The Turkish conscience allows many wives; the Redskin conscience allows the scalping of enemies; the Afghan conscience applauds the dutiful son who murders the nephew of his father's enemy; the cannibal conscience is silent at a feast of cold missionary; the Chinese conscience goes blandly to the killing of girl babies; the Rand conscience sees no evil in the flogging of Kaffirs and Chinese; the aristocratic conscience is not ashamed of taking the bread from starving peasants and their children; the capitalist conscience permits the making of fortunes out of sweated labour.
Now, cannibalism, murder, cheating, tyranny, the flogging of slaves, and the torture of enemies are all immoral and evil things. They cannot be good things in the East and bad things in the West. But conscience—the mysterious and wonderful "still small voice"—blames man in one part of the world and praises him in another for committing those acts.
Conscience is local: it tells one tale in Johannesburg or Pekin, and quite a different tale in Amsterdam or Paris.
And to find out which tale is the true one we have to use our reason.
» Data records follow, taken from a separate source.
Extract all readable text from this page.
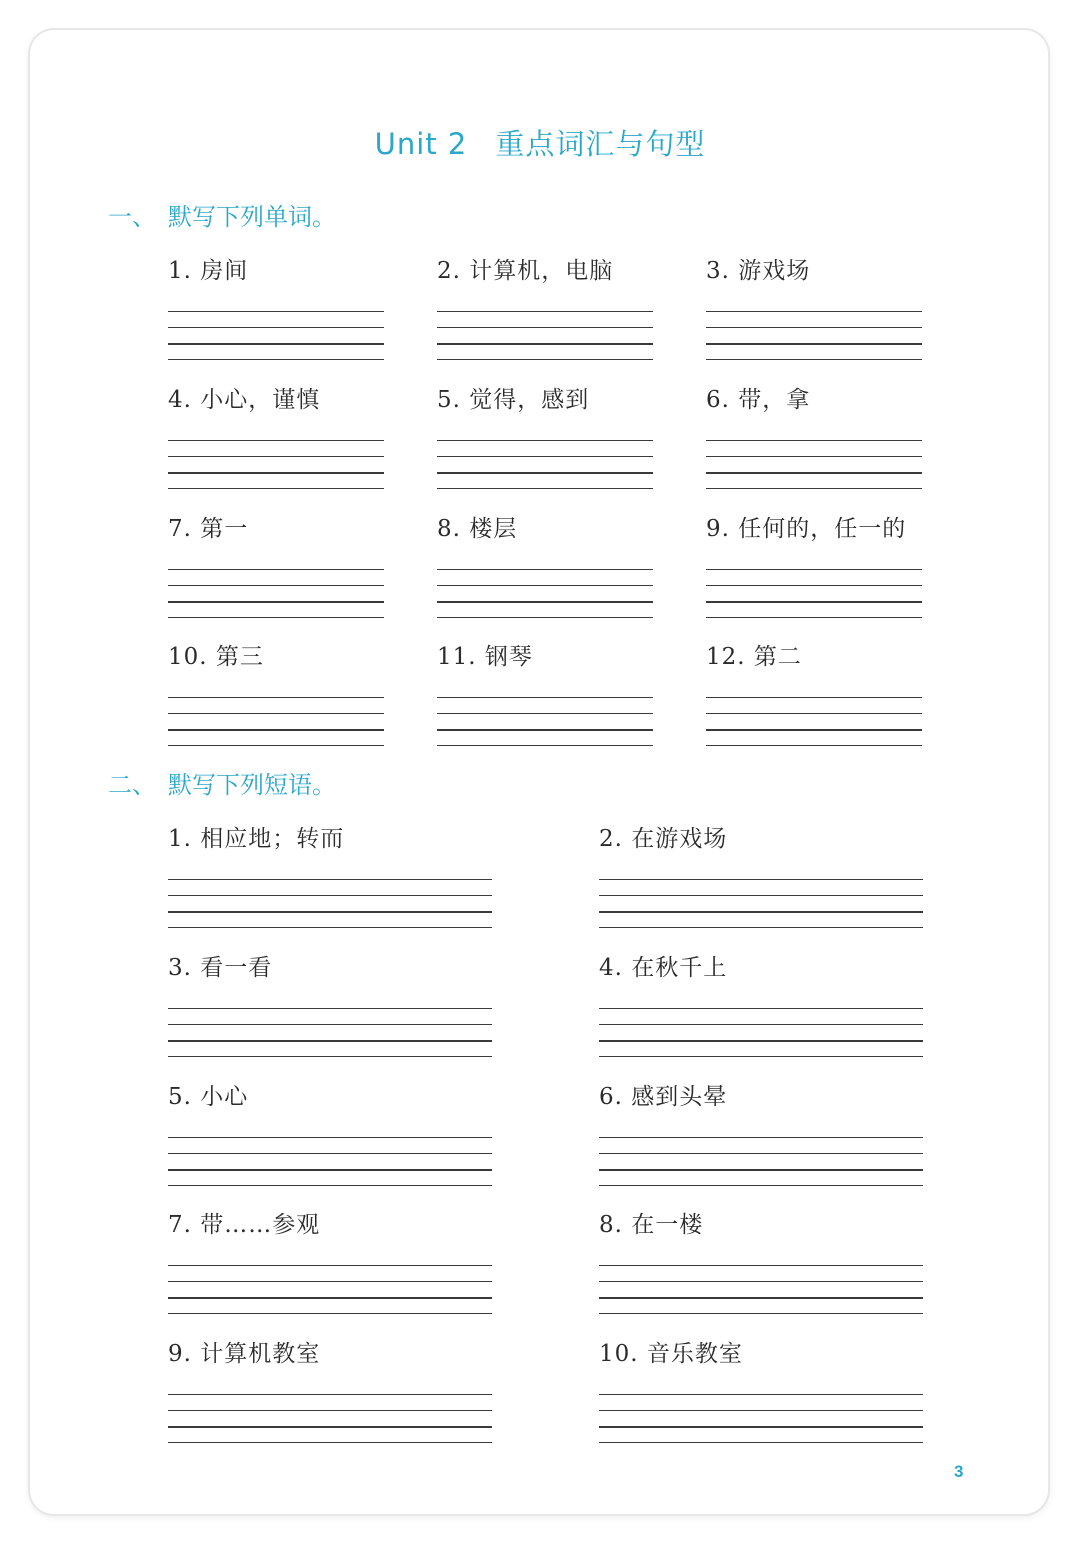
Unit 2 重点词汇与句型
一、 默写下列单词。
1. 房间	2. 计算机，电脑	3. 游戏场
4. 小心，谨慎	5. 觉得，感到	6. 带，拿
7. 第一	8. 楼层	9. 任何的，任一的
10. 第三	11. 钢琴	12. 第二
二、 默写下列短语。
1. 相应地；转而	2. 在游戏场
3. 看一看	4. 在秋千上
5. 小心	6. 感到头晕
7. 带……参观	8. 在一楼
9. 计算机教室	10. 音乐教室
3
As to historical conscience. What men thought good a few centuries ago they now think bad.
Take only a few examples. Men once saw no wrong in slavery, in trial by wager of battle, in witch-burning, in the torture of prisoners to extract evidence, in the whipping of lunatics, in the use of child-labour in mines and factories, in duelling, bear-baiting, prize-fighting, and heavy drinking.
Not very long ago men would tear out a man's tongue for "blasphemy," would hang a woman for stealing a turnip, would burn a bishop alive for heresy, would nail an author to the pillory by his ear for criticising a duke, would sell women and children felons into slavery; and conscience would never whisper a protest.
THE ORIGIN OF CONSCIENCE
Now, it was wrong to burn heretics, and pillory reformers, and work babies to death in the mill and the mine in those days, or it is right to do the same things now.
But conscience now condemns as wrong the same acts which it once approved as right; it now approves as right what it once condemned as wrong.